Kawał dobrej roboty to budowa tożsamości zespołu, kreowanie młodych, zyskanie rzeszy fanów dzięki wynikom/waleczności, stworzenie trzonu zespołu walczącego o wyższe cele. 

 

Mityczne podniesienie zespołu w 13/14 to też takie trochę farbowanie kabana. Suns mieli bilans na zero w ostatnim roku Nasha. Następnie Nash wypadł, przyszedł nowy set starterów i nowy kreator i była obstrukcja w kolejnym sezonie. Przyszedł Horny, dostał 8 chłopa w rotacji zaznajomionych ze sobą, dodał Greena który grał wtedy w kratę i z Saharifem chcieliśmy go jak najszybciej wykopać i Eric, który zwyczajnie się "dodał" do zestawu i był bilans właściwy dla tego teamu. Nie trzeba było być Pitagorasem. Potem mieliśmy głupi ruchu zarządu w postaci Isaiaha, który rozjebał naturalny progres zespołu, rozwalił tyły oraz naruszył szatnię, co w przyszłości rozwaliło duet bliźniaków i pociągnęło za sobą kilka dodatkowych mikroruchów. No a potem rycerz, Chandler na ratunek, kontuzje, mina ofiary Trynkiewicza, granie 3 sg na rozegraniu i tyle.

 

Horny albo miał związane kompletnie ręce i był Bieglerem(wg ostatnich doniesień) koszykówki albo zabrakło mu charakteru, by tematem zarządzać. Szkoda czy nie szkoda - szczerze to mam to w dupie, skoro trenerzy się rotują na stołkach kilka/kilkanaście razy w ciągu swej kariery.

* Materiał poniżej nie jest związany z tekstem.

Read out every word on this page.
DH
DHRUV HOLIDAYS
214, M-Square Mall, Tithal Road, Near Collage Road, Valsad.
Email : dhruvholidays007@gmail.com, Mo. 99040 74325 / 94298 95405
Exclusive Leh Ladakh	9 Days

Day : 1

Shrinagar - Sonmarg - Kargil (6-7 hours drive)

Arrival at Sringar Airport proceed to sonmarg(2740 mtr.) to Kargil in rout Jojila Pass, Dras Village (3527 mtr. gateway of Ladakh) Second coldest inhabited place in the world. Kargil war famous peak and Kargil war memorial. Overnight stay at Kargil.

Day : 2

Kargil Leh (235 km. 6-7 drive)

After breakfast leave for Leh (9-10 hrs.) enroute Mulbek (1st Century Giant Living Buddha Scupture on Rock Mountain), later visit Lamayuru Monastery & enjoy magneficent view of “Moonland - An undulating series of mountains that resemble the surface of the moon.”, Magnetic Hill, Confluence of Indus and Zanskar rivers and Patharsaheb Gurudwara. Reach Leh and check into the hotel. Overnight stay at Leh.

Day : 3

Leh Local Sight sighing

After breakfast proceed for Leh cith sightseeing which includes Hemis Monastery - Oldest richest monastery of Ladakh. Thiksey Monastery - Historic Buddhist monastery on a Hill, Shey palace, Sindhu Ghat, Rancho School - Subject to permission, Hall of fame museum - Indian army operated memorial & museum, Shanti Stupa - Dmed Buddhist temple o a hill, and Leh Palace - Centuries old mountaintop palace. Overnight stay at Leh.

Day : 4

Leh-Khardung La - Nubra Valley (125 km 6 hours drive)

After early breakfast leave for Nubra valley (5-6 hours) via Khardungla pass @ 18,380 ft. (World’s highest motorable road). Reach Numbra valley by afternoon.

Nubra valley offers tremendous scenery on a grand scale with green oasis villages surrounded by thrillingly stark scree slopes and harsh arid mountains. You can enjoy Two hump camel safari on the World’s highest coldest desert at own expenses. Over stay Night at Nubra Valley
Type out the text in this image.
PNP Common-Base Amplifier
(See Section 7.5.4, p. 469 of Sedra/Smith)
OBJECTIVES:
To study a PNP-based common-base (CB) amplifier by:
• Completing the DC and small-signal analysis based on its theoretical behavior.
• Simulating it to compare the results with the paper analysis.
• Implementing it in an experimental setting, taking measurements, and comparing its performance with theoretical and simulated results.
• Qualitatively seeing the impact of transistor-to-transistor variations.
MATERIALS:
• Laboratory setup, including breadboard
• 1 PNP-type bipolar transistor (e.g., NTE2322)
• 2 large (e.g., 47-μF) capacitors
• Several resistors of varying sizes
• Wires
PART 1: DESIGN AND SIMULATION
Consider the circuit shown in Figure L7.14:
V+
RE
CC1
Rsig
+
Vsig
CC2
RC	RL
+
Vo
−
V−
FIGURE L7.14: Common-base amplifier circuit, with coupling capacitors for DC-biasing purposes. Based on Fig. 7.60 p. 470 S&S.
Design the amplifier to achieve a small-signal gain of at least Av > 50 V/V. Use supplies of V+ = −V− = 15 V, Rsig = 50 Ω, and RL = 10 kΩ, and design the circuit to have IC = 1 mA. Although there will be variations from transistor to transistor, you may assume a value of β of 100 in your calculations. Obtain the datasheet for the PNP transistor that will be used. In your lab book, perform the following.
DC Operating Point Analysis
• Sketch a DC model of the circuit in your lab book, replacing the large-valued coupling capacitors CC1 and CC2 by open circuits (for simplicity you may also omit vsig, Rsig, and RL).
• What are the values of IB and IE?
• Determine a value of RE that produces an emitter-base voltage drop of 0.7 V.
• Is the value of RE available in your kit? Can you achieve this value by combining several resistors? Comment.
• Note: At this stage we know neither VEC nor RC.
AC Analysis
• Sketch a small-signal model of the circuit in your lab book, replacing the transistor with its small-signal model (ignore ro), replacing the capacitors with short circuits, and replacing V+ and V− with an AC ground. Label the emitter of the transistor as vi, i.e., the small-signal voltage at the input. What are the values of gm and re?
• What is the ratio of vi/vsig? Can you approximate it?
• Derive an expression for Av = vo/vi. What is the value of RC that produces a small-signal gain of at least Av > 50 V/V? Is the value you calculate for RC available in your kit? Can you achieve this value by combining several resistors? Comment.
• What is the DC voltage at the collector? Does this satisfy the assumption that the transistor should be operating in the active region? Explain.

Ważne dla mnie jest to, że Suns są w rozsypce, nie ma assetów na wymiany, nie ma opcji na win now, nie ma podstaw do budowy zespołu w obecnym schemacie. Na siłę są wartościowi Booker, Archie, Warrena, Morris gdyby był pro, Len z ławki i Tyson gdyby go nie popsuć pod względem mentalnym. Do tego legit starter w postaci Erica. Ale tym trzeba rotować, to trzeba spajać i dokładać do tego cegiełki. I pozbyć się hamulcowych, jakimi jest pan layupp, gruby, duet Mirza/Lojer również oraz segment z Weemsem i Price`m. To są chwilami fajnie zawodnicy ale w zespole, który wali na 30-52, pod koniec roku ma w roosterze 25 nazwisk i walczy o honor. 

 

I jeszcze Earl Watson. Tyronn Lue zachodu. Poważnie kibice mają szukać konkretnego trenera, bo właściciel nie ma obok siebie kogokolwiek znającego się na koszykówce i nowy narybek Suns losuje w Bingo?

 

W tak ciemnej dupie nawet w 1997 roku nie byliśmy.  

Odnośnik do komentarza
Udostępnij na innych stronach

Najśmieszniejsze jest to, iż obwołany głównym  winowajcą  rozsypki Suns mr Bentley,

którego  przyjscie i system 3G pogrążył plan na ekipę, będzie za tydzien w ALLStar Game,

a Ci wszyscy "lepsi" kupuja pustostany w Detroit, rzucają ręcznikami, opajają  sie  w słoncu Miami,

albo ciagle zastanawiaja sie czemu nie chcieli  mnie Bucks?!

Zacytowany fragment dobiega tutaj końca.